O sr. Presidente: - Vae ler-se o projecto, mandado para a mesa pelo sr. Barros e Sá por parte da commissão de guerra, com referencia á garantia do posto de major ao sr. Serpa Pinto. A commissão reduziu o projecto a dois artigos, pela fórma seguinte:
Leu-se na mesa e é do teor seguinte:
Projecto de lei
Artigo 1.° É garantido a Alexandre Alberto da Rocha Serpa Pinto o posto de major, a que fui promovido por decreto de 8 de maio de 1877, independentemente do preenchimento das clausulas e condições contidas no mesmo decreto.
Art. 2.° A antiguidade d'este posto será contada para os effeitos militares da data da presente lei.
Art. 3.° Fica revogada a legislação em contrario.
Sala da commissão, em 13 de abril de 1880. = Marquez de Fronteira = D. Antonio José de Mello e Saldanha = A. M. Fontes P. de Mello = D. Luiz da Camara Leme = Augusto Xavier Palmeirim = Barros e Sá.
O sr. Presidente: - Não sei se será preciso mandal-o imprimir; vou submettel-o á approvação da camara, se não houver duvida em se discutir; aliás mandar-se-ha imprimir.
Consultada a camara, approvou a ultima redacção da commissão, dispensando-se a impressão.

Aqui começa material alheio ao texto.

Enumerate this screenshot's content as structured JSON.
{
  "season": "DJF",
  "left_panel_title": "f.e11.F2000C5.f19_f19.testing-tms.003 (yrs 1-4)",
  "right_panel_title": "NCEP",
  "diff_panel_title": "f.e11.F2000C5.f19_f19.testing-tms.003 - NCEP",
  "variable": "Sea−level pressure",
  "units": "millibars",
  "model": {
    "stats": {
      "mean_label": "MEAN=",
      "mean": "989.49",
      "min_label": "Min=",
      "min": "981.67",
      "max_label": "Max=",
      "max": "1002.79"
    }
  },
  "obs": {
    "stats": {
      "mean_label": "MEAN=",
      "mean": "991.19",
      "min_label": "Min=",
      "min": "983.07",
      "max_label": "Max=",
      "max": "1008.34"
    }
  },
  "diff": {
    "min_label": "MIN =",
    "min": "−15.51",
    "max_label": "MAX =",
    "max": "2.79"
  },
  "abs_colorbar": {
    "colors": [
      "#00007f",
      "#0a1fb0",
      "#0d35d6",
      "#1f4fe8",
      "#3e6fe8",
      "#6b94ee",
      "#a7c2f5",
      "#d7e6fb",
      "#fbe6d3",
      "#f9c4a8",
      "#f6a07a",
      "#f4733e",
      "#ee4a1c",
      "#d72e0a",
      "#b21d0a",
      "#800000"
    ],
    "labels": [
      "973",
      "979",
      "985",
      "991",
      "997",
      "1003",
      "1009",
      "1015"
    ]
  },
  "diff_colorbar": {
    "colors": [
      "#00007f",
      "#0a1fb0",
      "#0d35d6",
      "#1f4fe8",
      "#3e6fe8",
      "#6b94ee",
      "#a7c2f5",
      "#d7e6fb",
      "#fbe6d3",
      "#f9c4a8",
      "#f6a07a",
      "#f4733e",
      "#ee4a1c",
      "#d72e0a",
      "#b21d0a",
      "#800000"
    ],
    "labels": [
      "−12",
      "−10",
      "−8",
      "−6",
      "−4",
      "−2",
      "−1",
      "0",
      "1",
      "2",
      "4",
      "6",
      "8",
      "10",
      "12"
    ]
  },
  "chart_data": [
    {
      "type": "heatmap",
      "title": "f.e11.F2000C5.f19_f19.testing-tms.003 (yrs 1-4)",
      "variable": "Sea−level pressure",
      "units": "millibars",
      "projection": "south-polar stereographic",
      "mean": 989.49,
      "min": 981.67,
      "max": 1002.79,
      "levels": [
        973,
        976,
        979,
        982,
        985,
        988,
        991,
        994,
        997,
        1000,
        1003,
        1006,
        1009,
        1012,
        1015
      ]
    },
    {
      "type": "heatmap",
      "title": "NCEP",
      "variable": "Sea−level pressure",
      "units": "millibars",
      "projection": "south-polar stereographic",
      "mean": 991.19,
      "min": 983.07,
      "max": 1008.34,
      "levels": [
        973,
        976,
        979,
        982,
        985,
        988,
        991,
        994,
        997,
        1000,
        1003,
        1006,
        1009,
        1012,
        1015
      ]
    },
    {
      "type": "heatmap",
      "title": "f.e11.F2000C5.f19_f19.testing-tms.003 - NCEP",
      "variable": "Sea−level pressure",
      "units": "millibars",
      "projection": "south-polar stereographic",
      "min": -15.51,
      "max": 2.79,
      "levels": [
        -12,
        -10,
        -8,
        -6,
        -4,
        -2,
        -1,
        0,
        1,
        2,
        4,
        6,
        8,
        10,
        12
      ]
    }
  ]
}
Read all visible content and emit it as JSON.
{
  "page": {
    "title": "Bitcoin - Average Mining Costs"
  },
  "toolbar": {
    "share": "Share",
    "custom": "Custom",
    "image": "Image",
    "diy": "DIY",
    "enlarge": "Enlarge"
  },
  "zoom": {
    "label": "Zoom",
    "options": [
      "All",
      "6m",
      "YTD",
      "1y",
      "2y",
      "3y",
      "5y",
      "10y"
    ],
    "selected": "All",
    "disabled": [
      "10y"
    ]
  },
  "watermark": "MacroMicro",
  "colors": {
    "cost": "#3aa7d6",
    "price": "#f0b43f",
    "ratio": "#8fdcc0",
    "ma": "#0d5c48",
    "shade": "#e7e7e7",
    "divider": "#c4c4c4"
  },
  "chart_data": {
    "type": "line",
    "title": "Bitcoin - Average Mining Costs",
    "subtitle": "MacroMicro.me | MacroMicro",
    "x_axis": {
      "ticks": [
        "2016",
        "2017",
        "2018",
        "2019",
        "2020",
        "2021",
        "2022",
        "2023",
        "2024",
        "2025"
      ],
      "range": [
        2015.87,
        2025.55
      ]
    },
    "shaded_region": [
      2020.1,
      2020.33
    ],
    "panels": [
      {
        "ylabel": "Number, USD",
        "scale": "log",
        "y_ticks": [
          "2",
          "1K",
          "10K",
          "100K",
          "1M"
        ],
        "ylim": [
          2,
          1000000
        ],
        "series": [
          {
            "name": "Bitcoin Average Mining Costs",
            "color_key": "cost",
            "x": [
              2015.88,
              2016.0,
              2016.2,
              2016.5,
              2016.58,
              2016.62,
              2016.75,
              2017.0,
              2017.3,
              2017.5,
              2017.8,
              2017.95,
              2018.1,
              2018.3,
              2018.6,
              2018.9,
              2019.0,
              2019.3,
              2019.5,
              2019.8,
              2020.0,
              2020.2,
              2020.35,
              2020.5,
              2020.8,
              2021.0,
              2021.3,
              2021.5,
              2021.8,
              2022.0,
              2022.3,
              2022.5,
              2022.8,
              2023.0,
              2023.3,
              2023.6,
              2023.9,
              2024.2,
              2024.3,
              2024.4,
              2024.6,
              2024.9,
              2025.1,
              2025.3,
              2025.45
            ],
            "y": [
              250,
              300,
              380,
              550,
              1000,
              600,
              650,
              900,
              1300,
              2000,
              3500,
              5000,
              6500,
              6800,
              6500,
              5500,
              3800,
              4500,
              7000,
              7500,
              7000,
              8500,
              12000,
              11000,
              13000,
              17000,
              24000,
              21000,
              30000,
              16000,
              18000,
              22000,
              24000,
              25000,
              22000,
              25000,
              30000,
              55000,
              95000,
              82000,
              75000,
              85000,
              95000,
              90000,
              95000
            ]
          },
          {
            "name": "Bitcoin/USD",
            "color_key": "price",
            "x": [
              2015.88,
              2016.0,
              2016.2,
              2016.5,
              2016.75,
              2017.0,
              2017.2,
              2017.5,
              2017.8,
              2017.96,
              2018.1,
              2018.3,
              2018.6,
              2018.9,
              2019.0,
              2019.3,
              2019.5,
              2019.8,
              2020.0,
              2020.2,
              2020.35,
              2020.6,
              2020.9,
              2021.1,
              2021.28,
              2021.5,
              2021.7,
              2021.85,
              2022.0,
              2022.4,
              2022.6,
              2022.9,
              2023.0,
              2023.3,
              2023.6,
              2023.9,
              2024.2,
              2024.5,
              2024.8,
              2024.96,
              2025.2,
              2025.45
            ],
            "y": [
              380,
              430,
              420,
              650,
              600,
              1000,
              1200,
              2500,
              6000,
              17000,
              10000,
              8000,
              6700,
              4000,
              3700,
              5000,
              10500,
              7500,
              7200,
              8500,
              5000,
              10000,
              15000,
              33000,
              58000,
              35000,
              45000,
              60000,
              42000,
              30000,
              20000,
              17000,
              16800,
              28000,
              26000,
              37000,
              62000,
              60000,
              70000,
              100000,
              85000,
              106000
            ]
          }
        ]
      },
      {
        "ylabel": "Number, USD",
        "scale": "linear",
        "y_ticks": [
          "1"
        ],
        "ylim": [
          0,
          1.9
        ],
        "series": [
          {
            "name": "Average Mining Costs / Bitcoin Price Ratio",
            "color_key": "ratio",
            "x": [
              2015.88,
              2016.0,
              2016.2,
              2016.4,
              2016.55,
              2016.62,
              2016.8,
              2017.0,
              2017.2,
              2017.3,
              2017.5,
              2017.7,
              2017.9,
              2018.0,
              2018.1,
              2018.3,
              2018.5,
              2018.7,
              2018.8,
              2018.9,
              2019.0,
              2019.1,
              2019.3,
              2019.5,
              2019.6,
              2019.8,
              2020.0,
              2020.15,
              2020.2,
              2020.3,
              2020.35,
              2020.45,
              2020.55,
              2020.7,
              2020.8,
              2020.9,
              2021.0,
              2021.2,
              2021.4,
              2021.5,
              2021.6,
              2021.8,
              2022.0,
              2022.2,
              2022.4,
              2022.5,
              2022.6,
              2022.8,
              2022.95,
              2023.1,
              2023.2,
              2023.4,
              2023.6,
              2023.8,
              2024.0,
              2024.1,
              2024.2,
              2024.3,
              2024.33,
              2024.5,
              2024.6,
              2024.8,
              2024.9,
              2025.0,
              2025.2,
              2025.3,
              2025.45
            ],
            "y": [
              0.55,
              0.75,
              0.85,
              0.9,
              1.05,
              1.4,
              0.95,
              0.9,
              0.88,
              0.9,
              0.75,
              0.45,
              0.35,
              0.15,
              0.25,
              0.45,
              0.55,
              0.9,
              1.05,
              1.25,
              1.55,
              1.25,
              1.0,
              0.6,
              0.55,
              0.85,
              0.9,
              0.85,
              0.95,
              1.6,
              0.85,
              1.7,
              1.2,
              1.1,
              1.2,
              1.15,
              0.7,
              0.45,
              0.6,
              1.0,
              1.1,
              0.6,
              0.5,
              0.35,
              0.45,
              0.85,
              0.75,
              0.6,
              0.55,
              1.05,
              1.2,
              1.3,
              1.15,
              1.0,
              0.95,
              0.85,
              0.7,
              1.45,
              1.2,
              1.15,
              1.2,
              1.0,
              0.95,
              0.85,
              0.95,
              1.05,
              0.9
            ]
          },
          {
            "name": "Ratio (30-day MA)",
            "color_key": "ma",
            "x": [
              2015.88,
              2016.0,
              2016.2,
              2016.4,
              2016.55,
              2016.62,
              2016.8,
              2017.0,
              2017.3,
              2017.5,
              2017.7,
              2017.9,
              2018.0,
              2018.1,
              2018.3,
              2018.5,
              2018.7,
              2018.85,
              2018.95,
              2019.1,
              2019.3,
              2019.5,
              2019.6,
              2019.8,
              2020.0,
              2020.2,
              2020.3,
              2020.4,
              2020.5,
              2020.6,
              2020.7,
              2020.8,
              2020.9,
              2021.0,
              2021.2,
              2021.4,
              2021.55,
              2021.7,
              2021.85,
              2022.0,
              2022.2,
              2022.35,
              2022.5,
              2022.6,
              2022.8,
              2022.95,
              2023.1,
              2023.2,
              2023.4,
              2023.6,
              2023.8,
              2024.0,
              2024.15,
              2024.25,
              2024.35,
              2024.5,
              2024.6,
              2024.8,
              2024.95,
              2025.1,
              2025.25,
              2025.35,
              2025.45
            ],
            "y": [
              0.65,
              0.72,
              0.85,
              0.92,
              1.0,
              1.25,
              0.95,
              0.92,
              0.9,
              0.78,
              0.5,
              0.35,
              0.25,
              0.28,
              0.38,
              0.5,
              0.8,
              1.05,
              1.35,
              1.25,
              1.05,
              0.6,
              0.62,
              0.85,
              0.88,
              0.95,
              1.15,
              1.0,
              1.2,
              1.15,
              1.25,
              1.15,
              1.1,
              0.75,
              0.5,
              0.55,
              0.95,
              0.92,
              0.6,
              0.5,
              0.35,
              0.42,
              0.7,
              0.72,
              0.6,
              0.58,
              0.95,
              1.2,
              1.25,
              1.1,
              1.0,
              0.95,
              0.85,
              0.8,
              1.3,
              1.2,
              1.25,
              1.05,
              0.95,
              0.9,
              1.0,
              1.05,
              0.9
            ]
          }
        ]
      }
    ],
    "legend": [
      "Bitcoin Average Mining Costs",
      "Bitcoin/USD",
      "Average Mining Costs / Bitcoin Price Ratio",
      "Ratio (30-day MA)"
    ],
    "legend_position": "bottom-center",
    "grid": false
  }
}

O sr. Presidente: - A ordem do dia para ámanhã é a mesma que estava dada para hoje.
Está levantada a sessão.
Eram cinco horas da tarde.
Dignos pares presentes na sessão de 13 de abril de 1880
Exmos. srs.: João Baptista da Silva Ferrão de Carvalho Mártens; Duque de Palmella; Marquezes, de Fronteira, de Ficalho, de Sabugosa, de Vallada; Condes, de Cabral, de Castro, de Linhares, de Samodães, de Rio Maior, de Valbom, de Gouveia; Bispo eleito do Algarve; Viscondes, de Algés, de Alves de Sá, de Bivar, de Borges de Castro, de S. Januario, da Praia, de Soares Franco, de Villa Maior, de Valmor; Barão de Ancede; Ornellas, Mello e Carvalho, Quaresma, Barros e Sá, D. Antonio de Mello, Couto Monteiro, Fontes Pereira de Mello, Serpa Pimentel, Coutinho de Macedo, Barjona de Freitas, Xavier da Silva, Palmeirim, Carlos Bento, Sequeira Pinto, Montufar Barreiros, Fortunato Barreiros, Andrade Corvo, Mendonça Cortez, Mamede, Braamcamp, Baptista de Andrade, Castro, Mexia Salema, Matoso, Luiz de Campos, Camara Leme, Seixas, Vaz Preto, Franzini, Mathias de Carvalho, Miguel Osorio, Placido de Abreu, Calheiros, Thomás de Carvalho, Ferreira Novaes, Daun e Lorena, Costa Lobo.